Europe's cocoa grind below expectations. Photo credit: Happy Days Photos and Art

The amount of cocoa processed in Europe dropped 1% in the second quarter falling below traders’ expectations, but it's too soon to tell if chocolate demand is sliding.

“The consensus was that it was between unchanged and 3% higher so this is below expectations,” said one trader, who called the result, “disappointing”.

307,938 metric tons (MT) of cocoa was processed in Europe in Q2, compared to 310,188 MT last year.

The figures came from the European Cocoa Association (ECA) which collates grind data from 20 cocoa processors including Cargill, Barry Callebaut, Mondelēz and Nestlé.

“This is only part of the picture,” said the cocoa trader. Until grindings figures for other regions were released it was too soon to say that chocolate demand was falling globally, he said.

He added that global chocolate consumption was expected to rise 2-3% in 2014 compared to the previous year.

Rosier outlook for chocolate manufacturers

Jonathan Parkman, joint head of Agriculture at Marex Financial, had expected a 2-3% rise in European grindings: “Having a negative number surprised the whole market,” he said.

However, Parkman was positive on the chocolate industry’s future.

“The outlook for chocolate manufacturers is a bit rosier than a few months ago…I think we’ve reached a price where supply and demand is far more balanced.” He said that there had been more cocoa produced and less consumed than expected in the past year, dampening fears of a cocoa deficit.

Cocoa deficit latest

The International Cocoa Organization (ICCO) last month estimated a cocoa surplus of 30,000 for the 2013/14 crop year, but said the market would return to a small deficit next year.

Parkman previously said at last month’s World Cocoa Conference in Amsterdam that if prices increased further there could be a structural surplus for 2015/16.

Cocoa on the London futures market stood at £1,946 ($3333) per MT on 1 July, 24% higher than the same time last year.

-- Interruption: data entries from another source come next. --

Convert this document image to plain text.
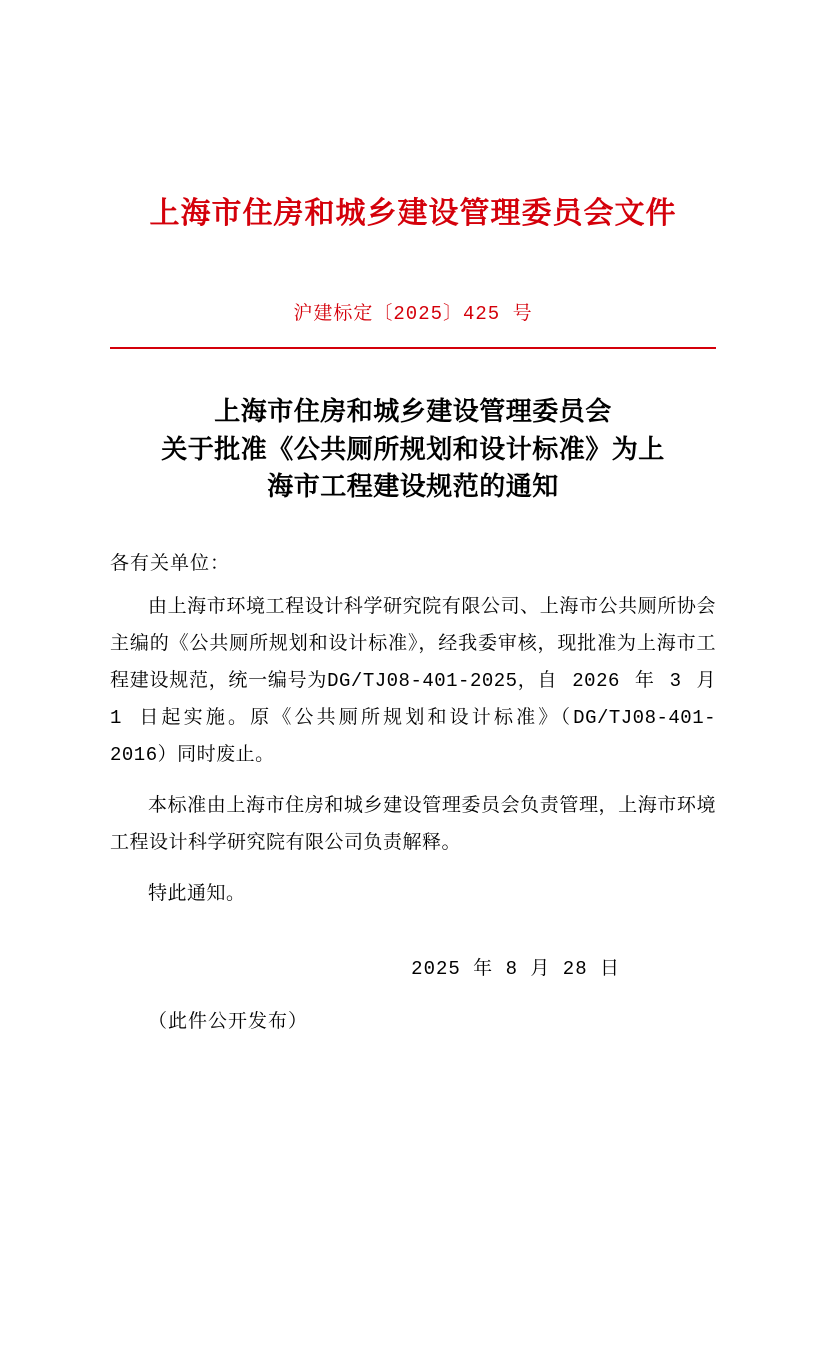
上海市住房和城乡建设管理委员会文件
沪建标定〔2025〕425 号
上海市住房和城乡建设管理委员会
关于批准《公共厕所规划和设计标准》为上
海市工程建设规范的通知
各有关单位：
由上海市环境工程设计科学研究院有限公司、上海市公共厕所协会主编的《公共厕所规划和设计标准》，经我委审核，现批准为上海市工程建设规范，统一编号为DG/TJ08-401-2025，自 2026 年 3 月 1 日起实施。原《公共厕所规划和设计标准》（DG/TJ08-401-2016）同时废止。
本标准由上海市住房和城乡建设管理委员会负责管理，上海市环境工程设计科学研究院有限公司负责解释。
特此通知。
2025 年 8 月 28 日
（此件公开发布）
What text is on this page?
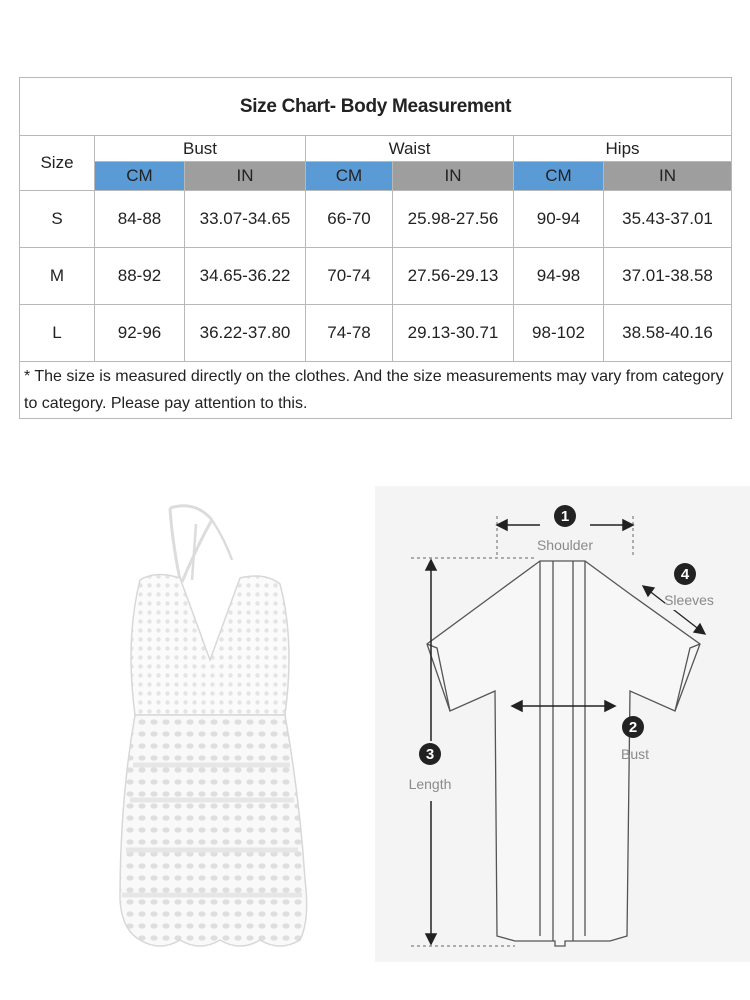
Size Chart- Body Measurement						
Size	Bust		Waist		Hips	
	CM	IN	CM	IN	CM	IN
S	84-88	33.07-34.65	66-70	25.98-27.56	90-94	35.43-37.01
M	88-92	34.65-36.22	70-74	27.56-29.13	94-98	37.01-38.58
L	92-96	36.22-37.80	74-78	29.13-30.71	98-102	38.58-40.16
* The size is measured directly on the clothes. And the size measurements may vary from category to category. Please pay attention to this.						
1
Shoulder
4
Sleeves
2
Bust
3
Length
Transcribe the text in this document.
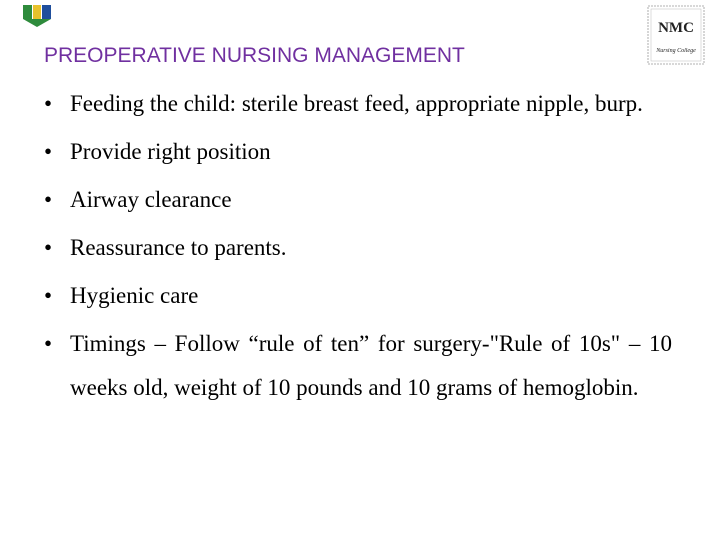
NMC
Nursing College
PREOPERATIVE NURSING MANAGEMENT
• Feeding the child: sterile breast feed, appropriate nipple, burp.
• Provide right position
• Airway clearance
• Reassurance to parents.
• Hygienic care
• Timings – Follow “rule of ten” for surgery-"Rule of 10s" – 10 weeks old, weight of 10 pounds and 10 grams of hemoglobin.
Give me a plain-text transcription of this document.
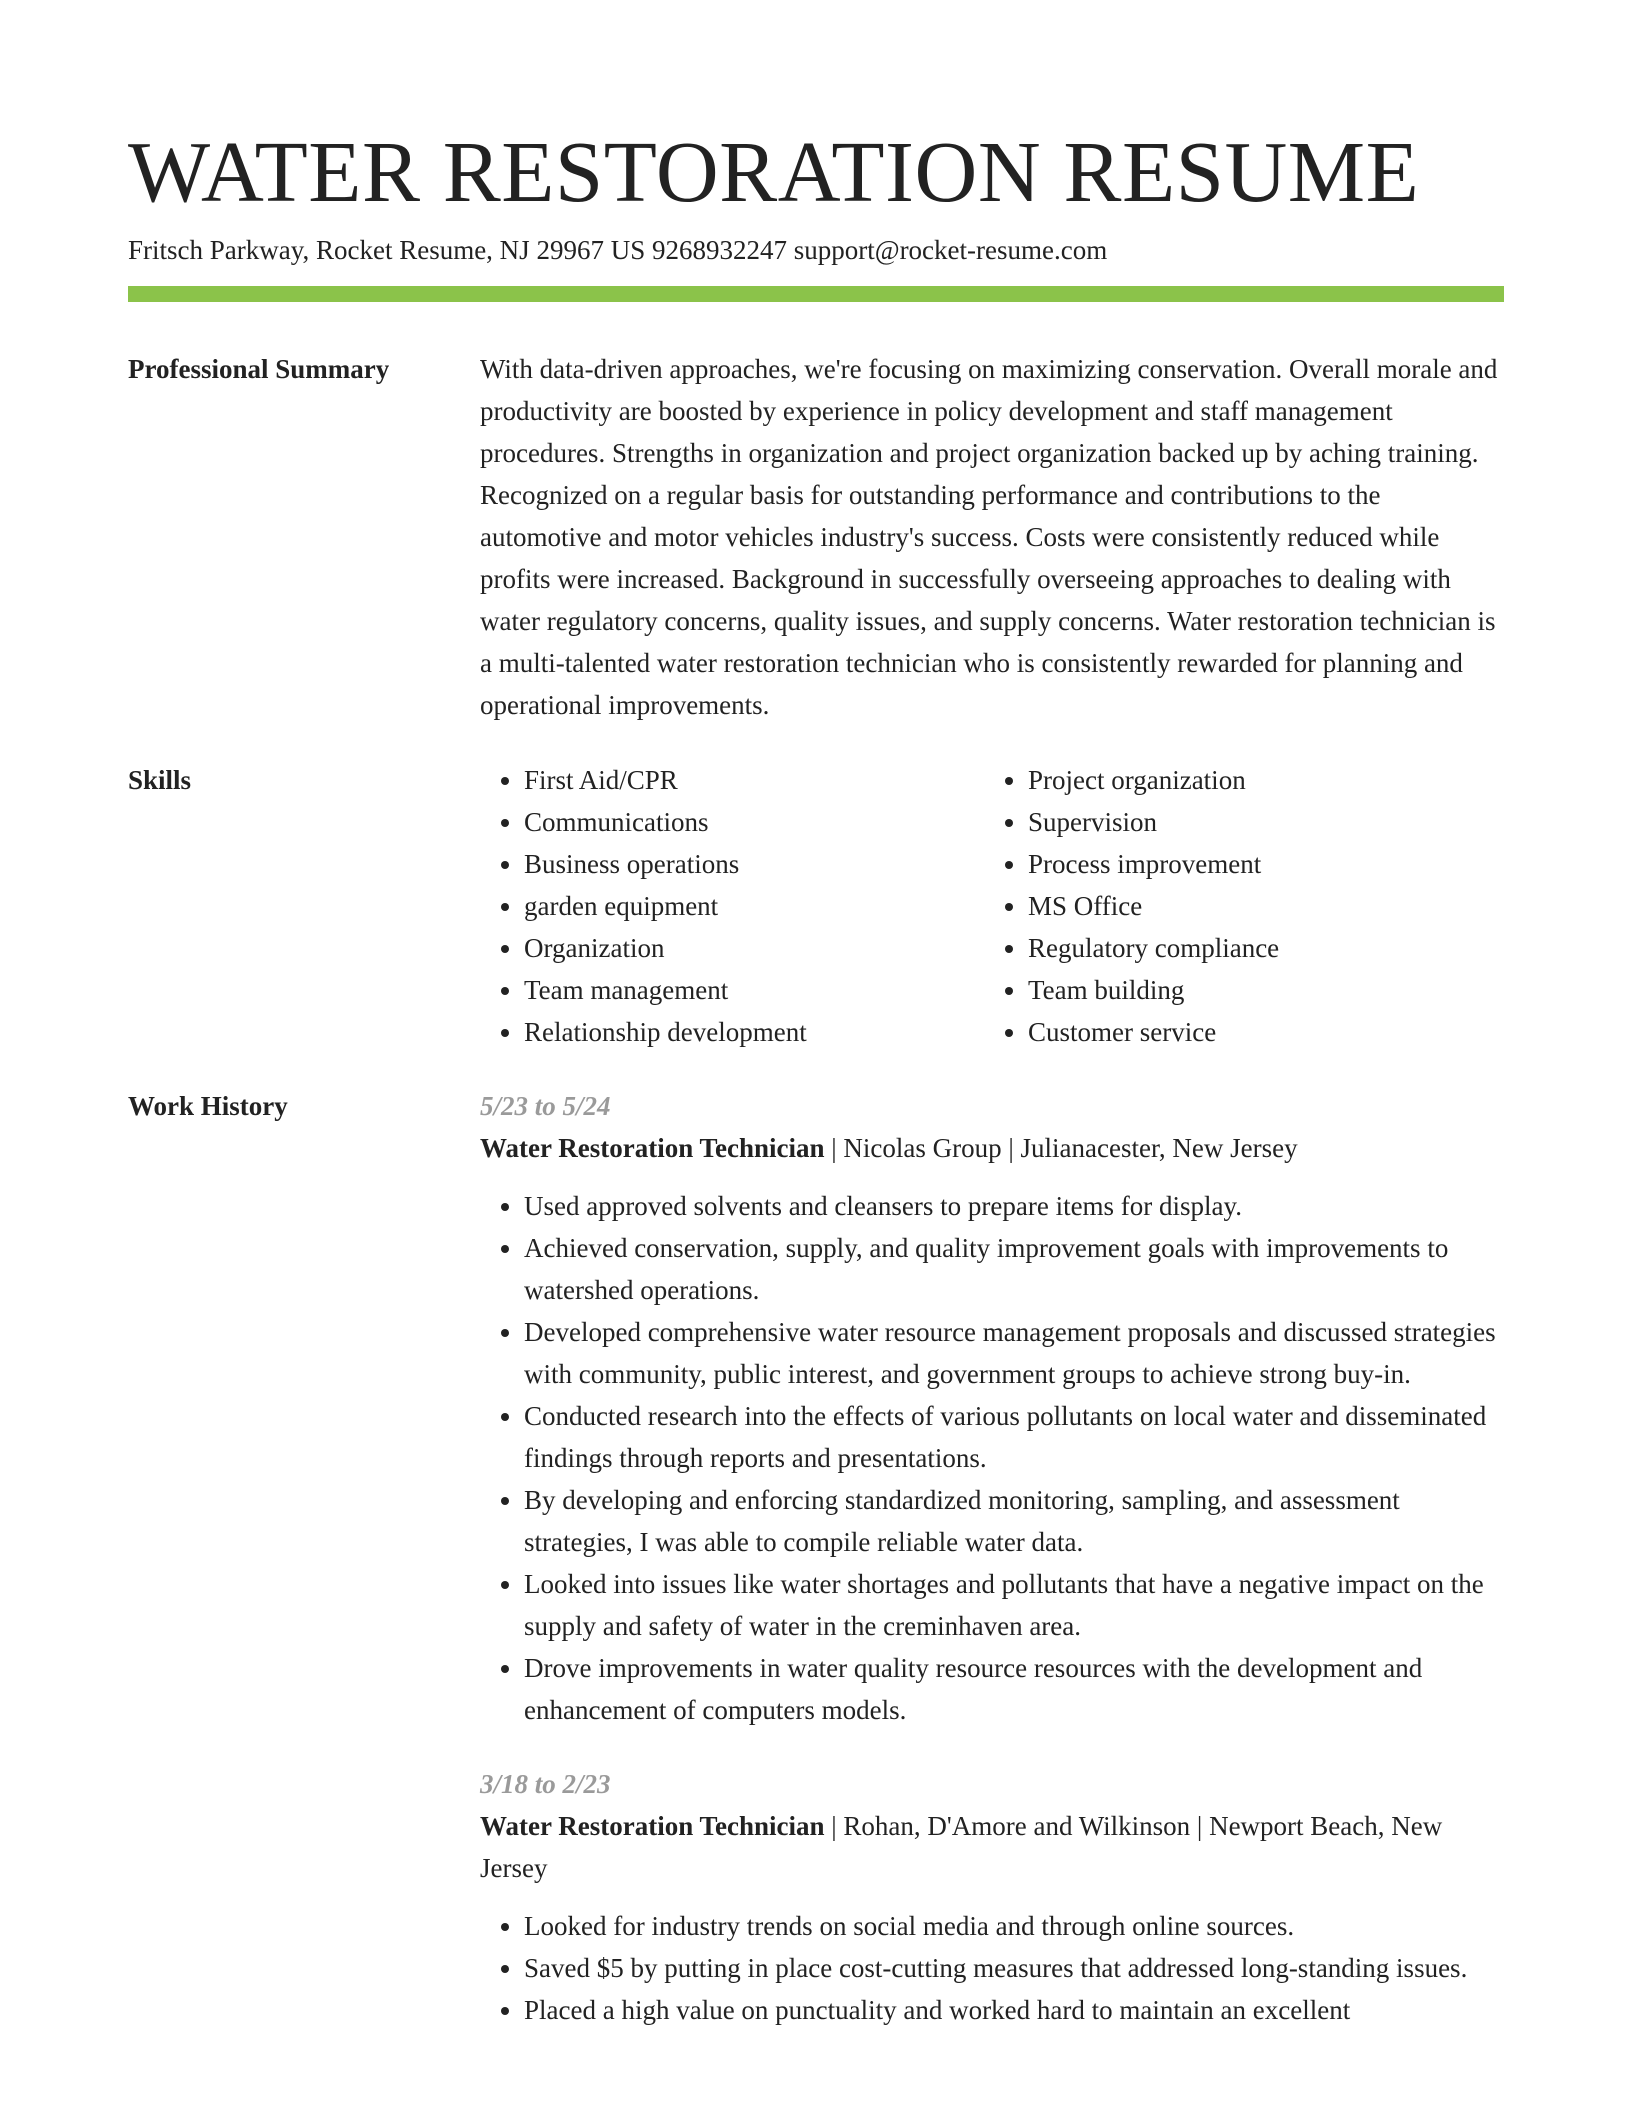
WATER RESTORATION RESUME
Fritsch Parkway, Rocket Resume, NJ 29967 US 9268932247 support@rocket-resume.com
Professional Summary	With data-driven approaches, we're focusing on maximizing conservation. Overall morale and productivity are boosted by experience in policy development and staff management procedures. Strengths in organization and project organization backed up by aching training. Recognized on a regular basis for outstanding performance and contributions to the automotive and motor vehicles industry's success. Costs were consistently reduced while profits were increased. Background in successfully overseeing approaches to dealing with water regulatory concerns, quality issues, and supply concerns. Water restoration technician is a multi-talented water restoration technician who is consistently rewarded for planning and operational improvements.

Skills
•	First Aid/CPR
• Communications
• Business operations
• garden equipment
• Organization
• Team management
• Relationship development
• Project organization
• Supervision
• Process improvement
• MS Office
• Regulatory compliance
• Team building
• Customer service
Work History	5/23 to 5/24
Water Restoration Technician | Nicolas Group | Julianacester, New Jersey
• Used approved solvents and cleansers to prepare items for display.
• Achieved conservation, supply, and quality improvement goals with improvements to watershed operations.
• Developed comprehensive water resource management proposals and discussed strategies with community, public interest, and government groups to achieve strong buy-in.
• Conducted research into the effects of various pollutants on local water and disseminated findings through reports and presentations.
• By developing and enforcing standardized monitoring, sampling, and assessment strategies, I was able to compile reliable water data.
• Looked into issues like water shortages and pollutants that have a negative impact on the supply and safety of water in the creminhaven area.
• Drove improvements in water quality resource resources with the development and enhancement of computers models.
3/18 to 2/23
Water Restoration Technician | Rohan, D'Amore and Wilkinson | Newport Beach, New Jersey
• Looked for industry trends on social media and through online sources.
• Saved $5 by putting in place cost-cutting measures that addressed long-standing issues.
• Placed a high value on punctuality and worked hard to maintain an excellent
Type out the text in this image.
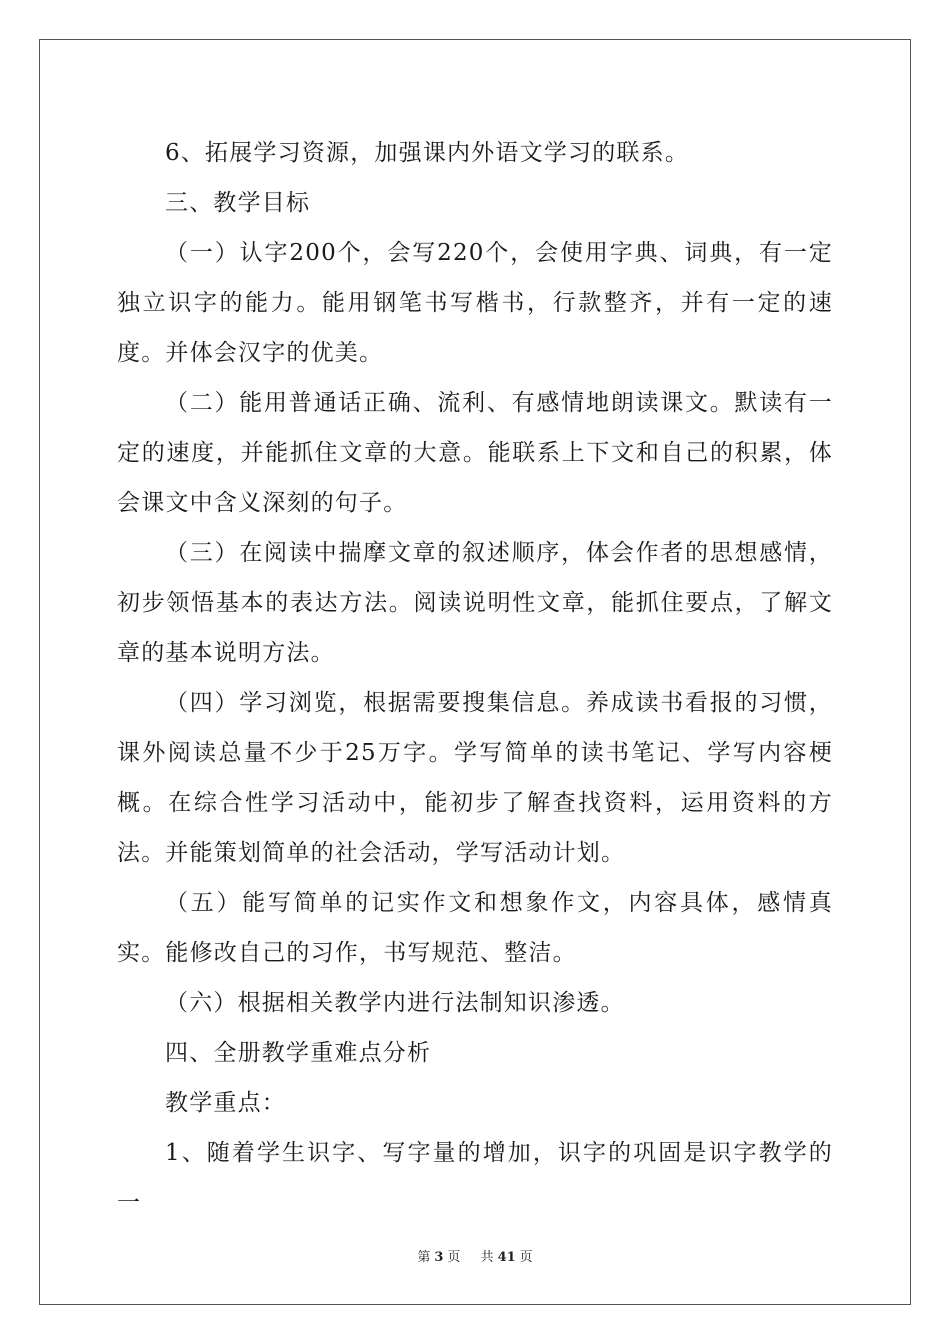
6、拓展学习资源，加强课内外语文学习的联系。

三、教学目标

（一）认字200个，会写220个，会使用字典、词典，有一定独立识字的能力。能用钢笔书写楷书，行款整齐，并有一定的速度。并体会汉字的优美。

（二）能用普通话正确、流利、有感情地朗读课文。默读有一定的速度，并能抓住文章的大意。能联系上下文和自己的积累，体会课文中含义深刻的句子。

（三）在阅读中揣摩文章的叙述顺序，体会作者的思想感情，初步领悟基本的表达方法。阅读说明性文章，能抓住要点，了解文章的基本说明方法。

（四）学习浏览，根据需要搜集信息。养成读书看报的习惯，课外阅读总量不少于25万字。学写简单的读书笔记、学写内容梗概。在综合性学习活动中，能初步了解查找资料，运用资料的方法。并能策划简单的社会活动，学写活动计划。

（五）能写简单的记实作文和想象作文，内容具体，感情真实。能修改自己的习作，书写规范、整洁。

（六）根据相关教学内进行法制知识渗透。

四、全册教学重难点分析

教学重点：

1、随着学生识字、写字量的增加，识字的巩固是识字教学的一

第 3 页 共 41 页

Asia and North America expectations

While European grindings fell as a whole, Germany recorded a 9% rise to 82,475 MT in Q2.

Europe and Russia account for 39% of the global grind, according to the ICCO. The Americas and Asia & Oceania are the next largest cocoa processors, each accounting for 21% of the global grind respectively.

“We’re expecting positive numbers in the US and in Asia as well,” said Parkman. He put the expected uptick in Asia down to a large increase in capacity in Indonesia, the region’s premier producer.”

The Q2 North American cocoa grind will be released by the National Confectioners Association (NCA) on 17 July. The Cocoa Association of Asia is expected to release its figures around the same date.